Biot souligne toutefois que les centres de données doivent avoir une certaine ampleur pour fonctionner efficacement et assumer un tel rôle. « Il existe des centres de données d’hyperscalers avec des capacités de l’ordre du mégawatt », dit-il. Par ailleurs, il est plus difficile de convertir les anciens centres de données en sites avec un impact positif potentiel. « En fait, la durabilité doit être dans la phase de conception. Tout commence par la location. Où est situé le centre de données ? Y a-t-il de l’espace pour générer de l’énergie renouvelable ? »

Edge a volé la fête

Les grands centres de données ont donc un avenir dans lequel ils utilisent non seulement l’énergie précieuse de manière efficace, mais peuvent également apporter leur contribution à un réseau durable. Malheureusement, cela ne règle pas le problème. Schneider prévoit que la part des centres de données edge va fortement augmenter dans les prochaines années. Les centres de données gérés par des entreprises ne peuvent pas profiter d’une économie d’échelle.

Leur impact augmentera fortement.
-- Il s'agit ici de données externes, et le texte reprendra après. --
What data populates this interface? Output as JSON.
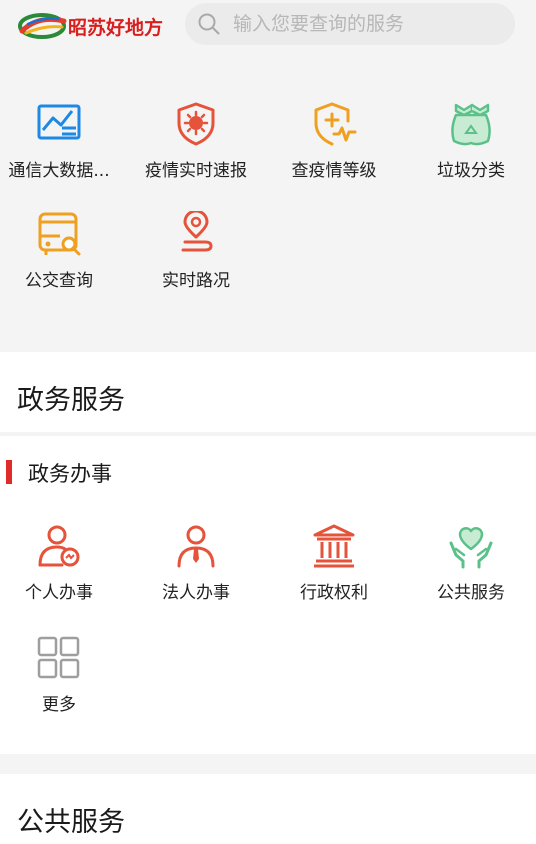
{
  "header": {
    "logo_text": "昭苏好地方",
    "search_placeholder": "输入您要查询的服务"
  },
  "quick_services": [
    {
      "label": "通信大数据...",
      "icon": "chart-data-icon"
    },
    {
      "label": "疫情实时速报",
      "icon": "virus-shield-icon"
    },
    {
      "label": "查疫情等级",
      "icon": "medical-shield-icon"
    },
    {
      "label": "垃圾分类",
      "icon": "recycle-bag-icon"
    },
    {
      "label": "公交查询",
      "icon": "bus-search-icon"
    },
    {
      "label": "实时路况",
      "icon": "location-route-icon"
    }
  ],
  "gov_section": {
    "title": "政务服务",
    "subsection_title": "政务办事",
    "items": [
      {
        "label": "个人办事",
        "icon": "person-icon"
      },
      {
        "label": "法人办事",
        "icon": "legal-person-icon"
      },
      {
        "label": "行政权利",
        "icon": "government-building-icon"
      },
      {
        "label": "公共服务",
        "icon": "heart-hands-icon"
      },
      {
        "label": "更多",
        "icon": "grid-more-icon"
      }
    ]
  },
  "public_section": {
    "title": "公共服务"
  },
  "colors": {
    "brand_red": "#d81e1e",
    "accent_blue": "#1e88e5",
    "icon_red": "#e5533b",
    "icon_orange": "#f0a020",
    "icon_green": "#5cc08a",
    "icon_gray": "#9e9e9e"
  }
}
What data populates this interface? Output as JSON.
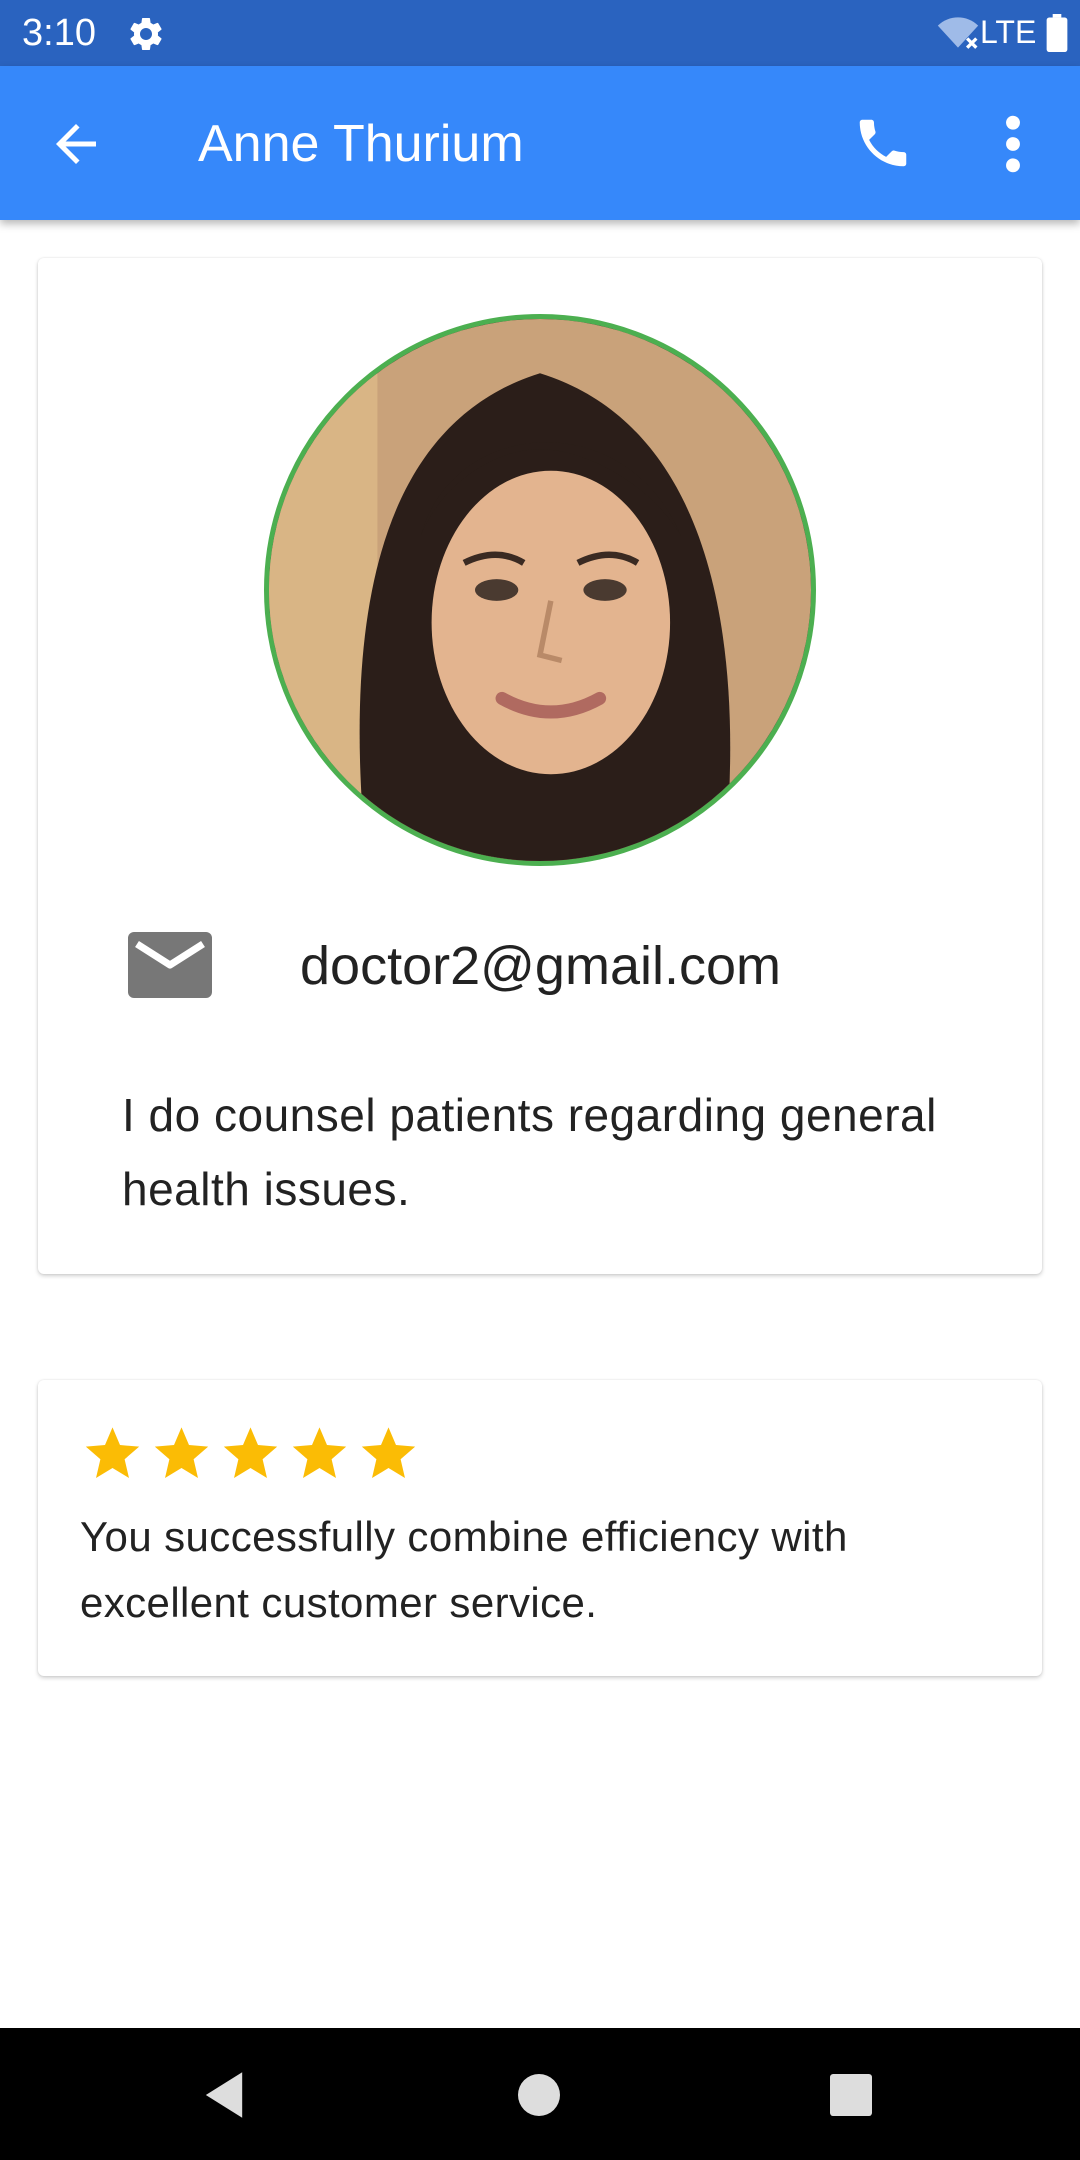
{
  "status_bar": {
    "time": "3:10",
    "network": "LTE",
    "icons": [
      "settings-gear-icon",
      "wifi-off-icon",
      "battery-icon"
    ]
  },
  "app_bar": {
    "title": "Anne Thurium",
    "back_icon": "arrow-back-icon",
    "call_icon": "phone-icon",
    "more_icon": "more-vert-icon",
    "color": "#3688fa"
  },
  "profile": {
    "avatar_border_color": "#4caf50",
    "email": "doctor2@gmail.com",
    "email_icon": "mail-icon",
    "bio": "I do counsel patients regarding general health issues."
  },
  "review": {
    "rating": 5,
    "max_rating": 5,
    "star_color": "#fbbc05",
    "text": "You successfully combine efficiency with excellent customer service."
  },
  "nav_bar": {
    "icons": [
      "nav-back-icon",
      "nav-home-icon",
      "nav-recents-icon"
    ]
  }
}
Alors que les hyperscalers et les grands centres de données consommeront environ 1 000 TWh d’ici à 2040, l’infrastructure edge totale exigera pas moins de 1 690 TWh. La demande en énergie de l’infrastructure edge va augmenter de façon presque exponentielle dans les années à venir.

« Edge a un impact plus important sur l’avenir », observe également Biot. « Il faut travailler davantage sur ce point. Les grands acteurs disposent de plus de ressources pour concevoir et gérer efficacement les centres de données. Les petits racks dans le coin d’un bureau consomment plus et sont généralement plus anciens. Dans une PME, ils peuvent fonctionner pendant 10 ans, tandis que les grands centres de données peuvent se renouveler plus rapidement avec des serveurs plus économiques. »

Tout le monde est responsable

La responsabilité de réduire l’impact de ce type d’infrastructure est largement entre les mains des entreprises elles-mêmes. Biot : « Les entreprises pourraient certainement déplacer leurs serveurs vers un centre de données professionnel en colocation, ou investir dans un micro-centre de données moderne. C’est un rack qui peut être protégé, fermé et ventilé. Un UPS intelligent et efficace a également un grand rôle à jouer. »

Quoi qu’il en soit, l’avenir du centre de données est à deux niveaux. Ce sont les grands hyperscalers qui sortent le plus du lot. Un site consomme beaucoup d’énergie en termes absolus, mais ironiquement, ces centres de données sont les plus efficaces et ont le plus grand potentiel pour être plus qu’un simple fardeau pour le réseau électrique. Les petits serveurs dans les usines, les magasins et les petites entreprises sont moins visibles, mais c’est justement cette infrastructure informatique qui va commencer à peser lourdement sur le réseau électrique dans les années à venir.